I had an idea last night about how to redo the MMD distance calculations. It's easy to say that I was...affected by chromatic's post to the list awhile back about the inefficencies of the MMD system.
The current system loops over the function signature string to create a type tuple array PMC. This tuple is used with the list of possible candidates to calculate manhattan distances. Once all the distances are calculated, the list is sorted according to this distance and the "best" match (with the smallest distance) is returned.
I had an idea that using a Levinshtein distance on the signature string directly would prevent us the need to create tuples and then calculate a manhattan distance. Actualy, we could probably use a simple Hamming Distance for most cases, since we don't want to match transposed arguments or cases of incorrect argument numbers.
If I have some free tuits, I might throw together a prototype subclass of the MultiSub PMC to prove the idea works (and hopefully prove that it's a performance gain).
Why not use a low watermark algorithm to get the "best" match? Even if you need to keep track of all methods with the current "best" distance to break ties in the end, it seems sorting is unnecessary.

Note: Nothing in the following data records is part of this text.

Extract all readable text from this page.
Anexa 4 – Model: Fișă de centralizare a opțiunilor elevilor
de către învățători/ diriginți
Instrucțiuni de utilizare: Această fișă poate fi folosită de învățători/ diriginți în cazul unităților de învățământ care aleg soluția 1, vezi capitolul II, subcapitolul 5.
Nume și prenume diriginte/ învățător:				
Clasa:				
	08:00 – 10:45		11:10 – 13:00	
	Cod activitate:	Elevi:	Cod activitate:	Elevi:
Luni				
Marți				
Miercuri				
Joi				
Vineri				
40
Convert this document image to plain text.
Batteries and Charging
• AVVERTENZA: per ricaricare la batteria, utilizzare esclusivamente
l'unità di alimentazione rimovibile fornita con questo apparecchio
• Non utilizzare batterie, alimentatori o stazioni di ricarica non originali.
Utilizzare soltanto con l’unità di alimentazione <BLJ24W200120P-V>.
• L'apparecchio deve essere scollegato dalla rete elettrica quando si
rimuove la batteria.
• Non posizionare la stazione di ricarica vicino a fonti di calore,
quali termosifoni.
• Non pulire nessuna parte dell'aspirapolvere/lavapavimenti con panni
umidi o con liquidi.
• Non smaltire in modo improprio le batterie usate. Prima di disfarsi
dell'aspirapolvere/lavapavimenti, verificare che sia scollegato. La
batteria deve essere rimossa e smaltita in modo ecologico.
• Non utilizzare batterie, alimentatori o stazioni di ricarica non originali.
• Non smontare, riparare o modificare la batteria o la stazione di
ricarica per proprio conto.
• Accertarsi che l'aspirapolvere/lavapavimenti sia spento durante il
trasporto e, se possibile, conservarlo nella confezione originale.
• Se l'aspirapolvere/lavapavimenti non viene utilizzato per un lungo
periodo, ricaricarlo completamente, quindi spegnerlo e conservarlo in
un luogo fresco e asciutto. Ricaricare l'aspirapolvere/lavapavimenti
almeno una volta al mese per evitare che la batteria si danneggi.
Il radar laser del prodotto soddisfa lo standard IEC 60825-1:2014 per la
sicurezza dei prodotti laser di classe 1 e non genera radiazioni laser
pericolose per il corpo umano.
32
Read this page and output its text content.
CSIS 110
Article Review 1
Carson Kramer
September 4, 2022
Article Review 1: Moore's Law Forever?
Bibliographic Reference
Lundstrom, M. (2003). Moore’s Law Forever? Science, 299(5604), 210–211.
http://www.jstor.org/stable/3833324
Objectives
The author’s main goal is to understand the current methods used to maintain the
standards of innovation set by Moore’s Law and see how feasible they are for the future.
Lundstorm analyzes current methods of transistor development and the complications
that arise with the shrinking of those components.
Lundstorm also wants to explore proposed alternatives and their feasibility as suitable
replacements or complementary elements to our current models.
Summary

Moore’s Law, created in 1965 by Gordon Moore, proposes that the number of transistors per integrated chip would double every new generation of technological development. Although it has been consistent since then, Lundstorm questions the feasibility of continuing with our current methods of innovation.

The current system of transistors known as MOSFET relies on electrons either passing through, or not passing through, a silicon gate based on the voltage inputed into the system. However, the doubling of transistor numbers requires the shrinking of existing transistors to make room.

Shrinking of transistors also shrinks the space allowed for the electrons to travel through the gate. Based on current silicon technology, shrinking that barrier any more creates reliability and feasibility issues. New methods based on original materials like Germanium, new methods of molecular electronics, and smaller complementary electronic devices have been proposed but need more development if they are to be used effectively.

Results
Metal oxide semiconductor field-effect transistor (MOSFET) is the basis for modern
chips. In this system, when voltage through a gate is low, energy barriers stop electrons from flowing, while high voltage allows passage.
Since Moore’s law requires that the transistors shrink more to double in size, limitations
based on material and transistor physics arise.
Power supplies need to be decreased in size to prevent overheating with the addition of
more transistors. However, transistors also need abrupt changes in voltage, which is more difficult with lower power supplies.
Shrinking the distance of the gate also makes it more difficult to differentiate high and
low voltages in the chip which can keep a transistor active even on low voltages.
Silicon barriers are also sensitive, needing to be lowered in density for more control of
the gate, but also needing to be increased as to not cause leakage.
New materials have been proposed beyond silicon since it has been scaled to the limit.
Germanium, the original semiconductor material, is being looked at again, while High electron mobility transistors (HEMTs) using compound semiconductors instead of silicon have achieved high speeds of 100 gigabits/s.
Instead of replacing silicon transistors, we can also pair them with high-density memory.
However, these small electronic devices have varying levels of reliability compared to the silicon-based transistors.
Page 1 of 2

Having never implemented a MMD myself, I am kind of curious how a string edit distance (Levenshtein or Hamming) could be used as a replacement to Manhattan distance. Could you provide a simple example?
Re:Why Sort?
Whiteknight on 2009-01-06T23:25:58
The Parrot MMD system used to sort the candidate list, but apparently (according to chromatic++) we don't anymore.

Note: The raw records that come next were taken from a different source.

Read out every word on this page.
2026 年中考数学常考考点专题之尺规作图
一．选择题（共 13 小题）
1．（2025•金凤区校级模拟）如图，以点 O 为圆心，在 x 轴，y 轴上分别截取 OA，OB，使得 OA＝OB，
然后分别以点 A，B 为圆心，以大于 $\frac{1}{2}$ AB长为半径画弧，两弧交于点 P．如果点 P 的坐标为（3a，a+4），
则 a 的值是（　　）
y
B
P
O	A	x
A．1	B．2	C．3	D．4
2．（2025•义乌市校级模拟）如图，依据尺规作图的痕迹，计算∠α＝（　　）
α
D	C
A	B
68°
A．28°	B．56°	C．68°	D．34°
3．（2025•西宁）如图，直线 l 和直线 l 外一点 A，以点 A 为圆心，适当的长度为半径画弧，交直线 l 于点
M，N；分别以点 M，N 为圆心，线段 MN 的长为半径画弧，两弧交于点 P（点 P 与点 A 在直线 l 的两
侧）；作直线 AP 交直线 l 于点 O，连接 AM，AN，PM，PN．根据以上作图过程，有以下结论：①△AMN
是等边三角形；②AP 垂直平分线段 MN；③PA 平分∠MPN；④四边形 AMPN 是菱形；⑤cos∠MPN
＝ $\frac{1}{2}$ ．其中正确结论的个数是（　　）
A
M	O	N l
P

As to the ability of a Hamming distance to perform this duty, it's just a thought that I had. It may turn out to be untenable, but it's something I would like to try. As far as I understand the type tuple generation code, the tuple only contains the information that the signature string contains, with the addition of the PMC type.
For simple situations, we can take a string like "SS->I", and compare it to various candidates:
"PP->I" (distance = 2)
"PS->I" (distance = 1)
"NP->I" (distance = 2)Here, the "PS->I" candidate is the closest winner, and can easily handle an SS->I function call by autoboxing the first candidate to a String PMC.
Again, it's just an idle thought I had.